Friday, October 16, 2009

It's NOT Chinese

Banh Mi Thit Nuong

2 cups very thinly sliced roast pork
2 tablespoons soy sauce
1 large garlic clove, minced
2 teaspoons fish sauce
1 baguette, about 24 inches long, split lengthwise
1/4 cup mayonnaise
1 small cucumber, peeled and thinly sliced lengthwise
2 carrots, peeled and thinly sliced or shredded
1 small red onion, thinly sliced
1 jalapeƱo chili, seeded and thinly sliced or minced
1/4 cup chopped fresh cilantro

In a small bowl, toss the pork with the soy sauce, garlic and fish sauce. Let stand for 5 minutes.

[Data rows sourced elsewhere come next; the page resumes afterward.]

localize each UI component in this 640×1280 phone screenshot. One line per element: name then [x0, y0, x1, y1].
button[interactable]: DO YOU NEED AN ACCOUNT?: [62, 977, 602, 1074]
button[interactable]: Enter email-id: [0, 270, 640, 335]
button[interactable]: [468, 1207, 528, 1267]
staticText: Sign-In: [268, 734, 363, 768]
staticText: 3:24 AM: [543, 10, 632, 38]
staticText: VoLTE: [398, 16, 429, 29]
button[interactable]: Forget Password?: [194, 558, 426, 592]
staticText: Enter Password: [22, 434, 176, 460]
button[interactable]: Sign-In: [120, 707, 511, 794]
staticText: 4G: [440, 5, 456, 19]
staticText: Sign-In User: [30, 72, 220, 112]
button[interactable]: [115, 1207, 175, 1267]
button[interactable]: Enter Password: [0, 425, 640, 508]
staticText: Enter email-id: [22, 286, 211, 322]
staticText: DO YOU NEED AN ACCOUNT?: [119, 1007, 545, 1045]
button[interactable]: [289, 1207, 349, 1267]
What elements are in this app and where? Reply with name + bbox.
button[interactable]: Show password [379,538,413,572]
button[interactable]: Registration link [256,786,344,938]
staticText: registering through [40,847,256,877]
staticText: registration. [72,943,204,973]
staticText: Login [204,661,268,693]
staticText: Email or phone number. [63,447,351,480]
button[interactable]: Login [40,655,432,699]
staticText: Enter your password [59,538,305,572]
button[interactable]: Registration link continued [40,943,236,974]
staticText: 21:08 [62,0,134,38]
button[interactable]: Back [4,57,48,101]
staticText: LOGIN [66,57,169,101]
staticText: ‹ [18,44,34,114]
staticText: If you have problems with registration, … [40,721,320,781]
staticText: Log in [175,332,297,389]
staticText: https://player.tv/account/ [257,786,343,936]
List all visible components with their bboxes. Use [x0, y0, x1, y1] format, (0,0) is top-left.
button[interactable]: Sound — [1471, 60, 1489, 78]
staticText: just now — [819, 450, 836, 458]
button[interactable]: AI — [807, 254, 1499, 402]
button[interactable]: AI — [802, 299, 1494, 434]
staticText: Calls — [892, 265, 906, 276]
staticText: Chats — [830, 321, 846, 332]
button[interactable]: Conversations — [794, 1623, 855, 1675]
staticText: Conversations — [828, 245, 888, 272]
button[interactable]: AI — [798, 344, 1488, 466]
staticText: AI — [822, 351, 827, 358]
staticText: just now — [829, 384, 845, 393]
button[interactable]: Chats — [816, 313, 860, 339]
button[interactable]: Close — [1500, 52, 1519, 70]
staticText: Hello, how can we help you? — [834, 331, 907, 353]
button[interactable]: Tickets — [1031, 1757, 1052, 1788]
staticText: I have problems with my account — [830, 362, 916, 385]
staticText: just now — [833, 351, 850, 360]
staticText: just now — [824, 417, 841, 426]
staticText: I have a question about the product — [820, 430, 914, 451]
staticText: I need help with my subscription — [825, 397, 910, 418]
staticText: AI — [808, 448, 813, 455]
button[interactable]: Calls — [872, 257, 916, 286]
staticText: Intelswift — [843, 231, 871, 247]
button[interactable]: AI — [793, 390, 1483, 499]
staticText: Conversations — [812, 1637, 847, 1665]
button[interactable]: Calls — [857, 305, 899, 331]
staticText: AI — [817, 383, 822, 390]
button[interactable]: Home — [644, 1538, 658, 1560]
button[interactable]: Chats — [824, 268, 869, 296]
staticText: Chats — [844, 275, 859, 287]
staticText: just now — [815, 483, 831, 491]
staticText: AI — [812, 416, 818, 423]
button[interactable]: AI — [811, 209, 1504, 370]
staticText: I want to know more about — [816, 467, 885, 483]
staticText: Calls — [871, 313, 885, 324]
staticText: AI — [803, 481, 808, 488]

Spread the cut sides of the baguette with the mayonnaise. Layer the pork, cucumber, carrots, onion, chili and cilantro on the bottom half of the baguette. Close the sandwich with the top half of the baguette and cut on the diagonal into 4 individual sandwiches.

This is one of my favorite sandwiches. It's all the ingredients you know and love in a new and fantastic order. I highly suggest all the work that it takes. This is a fantastic new twist on flavor!

Banh Mi Thit Nuong translates into Bread with Grilled Pork. I grew up in a neighborhood with a large Vietnamese population. This is actually one of the languages I picked up - nothing extensive - but enough to get me politely through ordering it in the restaurants where english was definitely not a first language.

Course, you have to laugh, I'm a tall white girl in an Asian only sandwich shop. I stick out like a sore thumb. So when I say "Hai Banh Mi Thit Nuong, Mot Pho Tai, Mot Pho Ga, Kham Un"....it always garners a cute twittering laugh of surprise. I love it. It's a nice bridging of the culture gap.

One time the store owner brought me a dish of what was similar to Egg Foo Yong. I don't know what it's called to this day. It wasn't on a menu. But my God, it was heaven. They tried telling me, but I tell you what, you say one little inflection wrong in Vietnamese, and you're telling someone bad things about their mother and you're no longer welcome! ;)

I highly suggest making Pho for the side of this. That's traditional Vietnamese soup. I'll post my recipe for that sooner or later. It's a lovely beef broth and rice noodle soup. Again, complicated flavors from simple known ingredients and voila! impressed all over again.